The foregoing summary does not purport to be a complete and is qualified in its entirety by reference to the full text of the Certificate of Designation, a copy of which is filed as Exhibit 4.1  to this Current Report on Form 8-K and is incorporated herein by reference.


Issuance of Shares of Series A Convertible Preferred Stock


Effective August 7, 2013, the Company issued 51 shares (the "Shares") of its Series A Preferred Stock to Conrad Huss (Director and Chief Executive Officer of the Company) for accrued compensation.

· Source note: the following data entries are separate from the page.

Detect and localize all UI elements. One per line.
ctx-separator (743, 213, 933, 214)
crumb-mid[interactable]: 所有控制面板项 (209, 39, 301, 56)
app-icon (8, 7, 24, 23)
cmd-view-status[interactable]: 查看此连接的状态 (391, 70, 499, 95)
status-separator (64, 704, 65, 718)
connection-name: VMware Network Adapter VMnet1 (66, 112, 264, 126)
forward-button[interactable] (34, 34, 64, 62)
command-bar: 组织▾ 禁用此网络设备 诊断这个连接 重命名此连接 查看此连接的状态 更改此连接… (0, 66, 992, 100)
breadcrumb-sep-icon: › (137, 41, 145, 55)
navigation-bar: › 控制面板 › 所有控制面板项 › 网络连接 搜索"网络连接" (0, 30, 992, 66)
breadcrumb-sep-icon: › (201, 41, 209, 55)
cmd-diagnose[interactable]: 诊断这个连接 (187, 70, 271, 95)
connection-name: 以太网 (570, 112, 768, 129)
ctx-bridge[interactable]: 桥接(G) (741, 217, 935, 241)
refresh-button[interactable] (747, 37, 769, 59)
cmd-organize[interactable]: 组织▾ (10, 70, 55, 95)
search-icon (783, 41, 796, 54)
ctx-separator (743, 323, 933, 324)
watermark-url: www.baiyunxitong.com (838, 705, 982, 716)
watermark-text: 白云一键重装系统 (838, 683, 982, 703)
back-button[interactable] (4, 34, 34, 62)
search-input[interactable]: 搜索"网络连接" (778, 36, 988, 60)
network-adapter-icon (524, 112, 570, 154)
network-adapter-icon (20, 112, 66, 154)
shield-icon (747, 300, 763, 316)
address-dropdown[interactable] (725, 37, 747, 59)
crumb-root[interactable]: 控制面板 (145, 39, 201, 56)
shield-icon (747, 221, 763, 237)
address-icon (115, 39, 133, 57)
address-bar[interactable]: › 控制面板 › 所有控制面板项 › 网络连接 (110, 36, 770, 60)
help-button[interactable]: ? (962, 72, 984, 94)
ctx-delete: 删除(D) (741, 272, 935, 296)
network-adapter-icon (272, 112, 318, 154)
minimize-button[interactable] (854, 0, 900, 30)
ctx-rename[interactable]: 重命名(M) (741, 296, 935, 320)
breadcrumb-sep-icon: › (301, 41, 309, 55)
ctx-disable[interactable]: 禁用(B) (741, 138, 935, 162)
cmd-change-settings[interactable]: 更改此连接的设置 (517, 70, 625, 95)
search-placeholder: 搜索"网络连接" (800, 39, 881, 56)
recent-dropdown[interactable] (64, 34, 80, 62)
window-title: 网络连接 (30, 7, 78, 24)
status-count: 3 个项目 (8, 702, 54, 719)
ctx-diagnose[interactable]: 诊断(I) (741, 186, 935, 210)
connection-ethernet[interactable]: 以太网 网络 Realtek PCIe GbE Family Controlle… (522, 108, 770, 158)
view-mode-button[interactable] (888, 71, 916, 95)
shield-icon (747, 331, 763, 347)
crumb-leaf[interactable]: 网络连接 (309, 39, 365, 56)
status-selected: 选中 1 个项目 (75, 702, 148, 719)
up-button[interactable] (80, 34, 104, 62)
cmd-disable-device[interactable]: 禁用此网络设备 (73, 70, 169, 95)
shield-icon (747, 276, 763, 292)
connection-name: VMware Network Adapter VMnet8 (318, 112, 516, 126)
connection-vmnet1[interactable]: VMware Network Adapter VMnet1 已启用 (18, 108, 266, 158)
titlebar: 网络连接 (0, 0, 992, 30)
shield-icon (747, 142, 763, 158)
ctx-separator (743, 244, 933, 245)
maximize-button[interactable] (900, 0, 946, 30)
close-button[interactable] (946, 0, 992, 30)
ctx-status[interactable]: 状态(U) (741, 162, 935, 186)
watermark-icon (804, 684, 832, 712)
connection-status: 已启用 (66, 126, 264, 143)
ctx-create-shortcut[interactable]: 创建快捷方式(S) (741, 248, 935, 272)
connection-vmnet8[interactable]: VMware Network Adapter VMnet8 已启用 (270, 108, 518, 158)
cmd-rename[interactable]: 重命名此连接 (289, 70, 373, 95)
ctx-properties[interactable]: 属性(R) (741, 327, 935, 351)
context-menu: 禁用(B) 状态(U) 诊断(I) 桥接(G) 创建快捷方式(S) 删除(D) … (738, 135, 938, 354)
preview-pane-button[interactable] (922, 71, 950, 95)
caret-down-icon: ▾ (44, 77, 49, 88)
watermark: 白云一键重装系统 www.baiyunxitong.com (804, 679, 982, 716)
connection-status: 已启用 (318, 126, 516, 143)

The issuance of the Series A Preferred was not registered under the Securities Act of 1933, and was made in reliance upon the exemptions from the registration requirements of the Securities Act set forth in Section 4(2) thereof.


Item 9.01. Financial Statements and Exhibits.

(d) Exhibits.


Exhibit

 

 

No.

Description

Filed with this Current Report

 

 

 

4.1

Series A Convertible Preferred Stock Certificate of Designation filed with the Secretary of State of Nevada.

X




SIGNATURES


Pursuant to the requirements of the Securities Exchange Act of 1934, the Registrant has duly caused this report to be signed on its behalf by the undersigned thereunto duly authorized.


BRAZIL GOLD CORP.


By: /s/ Conrad Huss             

Conrad Huss, Chief Executive Officer

Date: August 8, 2013








Exhibit Index


Exhibit

 

 

No.

Description

Filed with this Current Report

 

 

 

4.1

Series A Convertible Preferred Stock Certificate of Designation filed with the Secretary of State of Nevada.